**Gain**

In CCD imaging, gain refers to the magnitude
of amplification a given system will produce. Gain
is reported in terms of electrons/ADU (analog-to-digital
unit). A gain of 8 means that the camera digitizes
the CCD signal so that each ADU corresponds to 8
photoelectrons.

The system gain of a Photometrics camera is typically
set so that the full well of the CCD matches the
full range of the digitizer (at 1x gain). The cameras
gain can also be selected under software control
to meet the needs of a given application. For example,
the gain can be increased to 4x when the application
is photon starved and a high-sensitivity mode is
required. Alternatively, the gain can be reduced
to 1/2x when the application is photon-shot-noise
limited and a high SNR mode is required. Because
gain refers to the amplification of a system and
the gain reported in CCD imaging is actually inverse
amplification, the meaning of gain is not entirely
intuitive. As gain increases, the reported gain
value decreases.

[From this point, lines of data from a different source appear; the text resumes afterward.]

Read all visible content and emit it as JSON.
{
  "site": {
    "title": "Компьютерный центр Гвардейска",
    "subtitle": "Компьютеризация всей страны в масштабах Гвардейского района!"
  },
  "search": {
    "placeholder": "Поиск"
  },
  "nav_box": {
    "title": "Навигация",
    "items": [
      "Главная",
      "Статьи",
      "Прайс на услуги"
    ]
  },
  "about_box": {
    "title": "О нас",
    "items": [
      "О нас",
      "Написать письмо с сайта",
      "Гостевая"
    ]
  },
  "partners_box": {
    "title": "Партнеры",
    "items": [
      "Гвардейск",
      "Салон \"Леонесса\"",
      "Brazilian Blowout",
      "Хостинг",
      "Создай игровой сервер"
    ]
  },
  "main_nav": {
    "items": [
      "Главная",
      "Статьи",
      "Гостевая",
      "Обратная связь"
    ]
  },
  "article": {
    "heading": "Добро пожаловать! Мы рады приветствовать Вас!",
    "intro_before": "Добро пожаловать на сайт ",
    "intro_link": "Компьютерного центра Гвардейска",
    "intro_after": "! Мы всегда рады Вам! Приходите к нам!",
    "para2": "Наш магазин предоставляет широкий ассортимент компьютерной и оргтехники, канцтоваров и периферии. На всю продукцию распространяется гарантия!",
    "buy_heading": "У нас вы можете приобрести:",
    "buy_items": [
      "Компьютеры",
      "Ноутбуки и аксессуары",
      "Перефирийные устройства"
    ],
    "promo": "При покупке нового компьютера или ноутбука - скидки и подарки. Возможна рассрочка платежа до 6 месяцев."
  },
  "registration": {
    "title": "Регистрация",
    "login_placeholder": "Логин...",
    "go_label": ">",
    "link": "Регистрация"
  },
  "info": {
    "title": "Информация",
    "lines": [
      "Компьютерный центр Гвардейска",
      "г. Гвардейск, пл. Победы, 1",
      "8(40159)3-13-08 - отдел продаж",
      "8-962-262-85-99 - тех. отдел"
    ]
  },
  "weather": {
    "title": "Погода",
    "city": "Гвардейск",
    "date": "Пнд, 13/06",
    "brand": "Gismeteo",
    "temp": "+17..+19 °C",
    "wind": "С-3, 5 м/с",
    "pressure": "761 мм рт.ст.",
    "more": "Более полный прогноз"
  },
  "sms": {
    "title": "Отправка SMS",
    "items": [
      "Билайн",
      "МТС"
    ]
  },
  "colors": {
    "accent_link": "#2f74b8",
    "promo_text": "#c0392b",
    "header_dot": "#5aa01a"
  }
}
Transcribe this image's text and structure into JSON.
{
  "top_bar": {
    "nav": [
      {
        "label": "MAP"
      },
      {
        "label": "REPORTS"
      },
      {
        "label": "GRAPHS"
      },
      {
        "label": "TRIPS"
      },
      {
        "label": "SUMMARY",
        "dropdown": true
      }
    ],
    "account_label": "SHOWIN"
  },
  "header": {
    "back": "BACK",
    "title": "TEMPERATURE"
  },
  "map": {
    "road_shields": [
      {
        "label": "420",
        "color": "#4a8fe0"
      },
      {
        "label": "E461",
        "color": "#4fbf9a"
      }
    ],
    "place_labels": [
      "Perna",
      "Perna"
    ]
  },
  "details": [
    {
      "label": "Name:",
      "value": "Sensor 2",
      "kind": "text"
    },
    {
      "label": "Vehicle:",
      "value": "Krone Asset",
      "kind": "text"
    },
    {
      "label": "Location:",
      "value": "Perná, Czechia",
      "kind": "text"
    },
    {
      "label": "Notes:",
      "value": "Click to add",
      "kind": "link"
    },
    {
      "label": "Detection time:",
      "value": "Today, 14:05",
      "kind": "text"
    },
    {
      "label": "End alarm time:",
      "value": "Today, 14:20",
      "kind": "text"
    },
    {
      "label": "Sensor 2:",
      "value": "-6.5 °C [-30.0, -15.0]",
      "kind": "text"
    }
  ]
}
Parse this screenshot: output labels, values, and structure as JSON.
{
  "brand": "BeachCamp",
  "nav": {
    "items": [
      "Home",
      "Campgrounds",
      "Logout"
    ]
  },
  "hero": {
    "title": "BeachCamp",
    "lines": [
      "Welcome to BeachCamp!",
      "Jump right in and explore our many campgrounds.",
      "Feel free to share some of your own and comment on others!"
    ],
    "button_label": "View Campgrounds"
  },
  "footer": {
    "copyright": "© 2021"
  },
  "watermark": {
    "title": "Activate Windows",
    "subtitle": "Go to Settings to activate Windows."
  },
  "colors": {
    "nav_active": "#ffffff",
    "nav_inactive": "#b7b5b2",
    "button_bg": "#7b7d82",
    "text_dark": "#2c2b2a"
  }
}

For example, if the system gain
(1x) is 8e-/ADU, then the high-gain (4x) mode would
be 2e-/ADU.

A simple method to calculate the system gain
is shown below:

- Collect a bias image (zero-integration dark
image) and label it "bias".
- Collect two even-illumination images and
label them "flat1" and "flat2".
- Calculate a difference image: diff = flat2
- flat1.
- Calculate the standard deviation of the
central 100 x 100 pixels in the difference image.
- Calculate the variance by squaring the standard
deviation and dividing by 2 (variance adds per
image, so the variance of the difference image
is the sum of the variance of flat1 and flat2).
- Calculate a bias-corrected image by subtracting
the bias from one of the flat images and label
it corr: corr = flat1 - bias.
- Obtain the mean illumination level by calculating
the mean of the central 100 x 100 region of
the corr image.
- The mean divided by the variance equals
the gain: gain = mean /variance.

A more rigorous method is that of Mortara and
Fowler (*SPIE Vol. 290 Solid State Imagers for
Astronomy* (1981) pp. 28-33), which essentially
involves repeating the above procedure for a series
of illumination levels over the full range of the
CCD full well. In addition, their method recommends
collecting four or more flat images at each exposure
level and averaging them to improve the precision
of the measurement. The authors also provide the
theory supporting the method. Another rigorous,
excellent method that can be used to calculate gain
is the photon-transfer technique of Janesick et
al. (*Optical Engineering Vol. 26* (10) (1987)
pp. 972-980).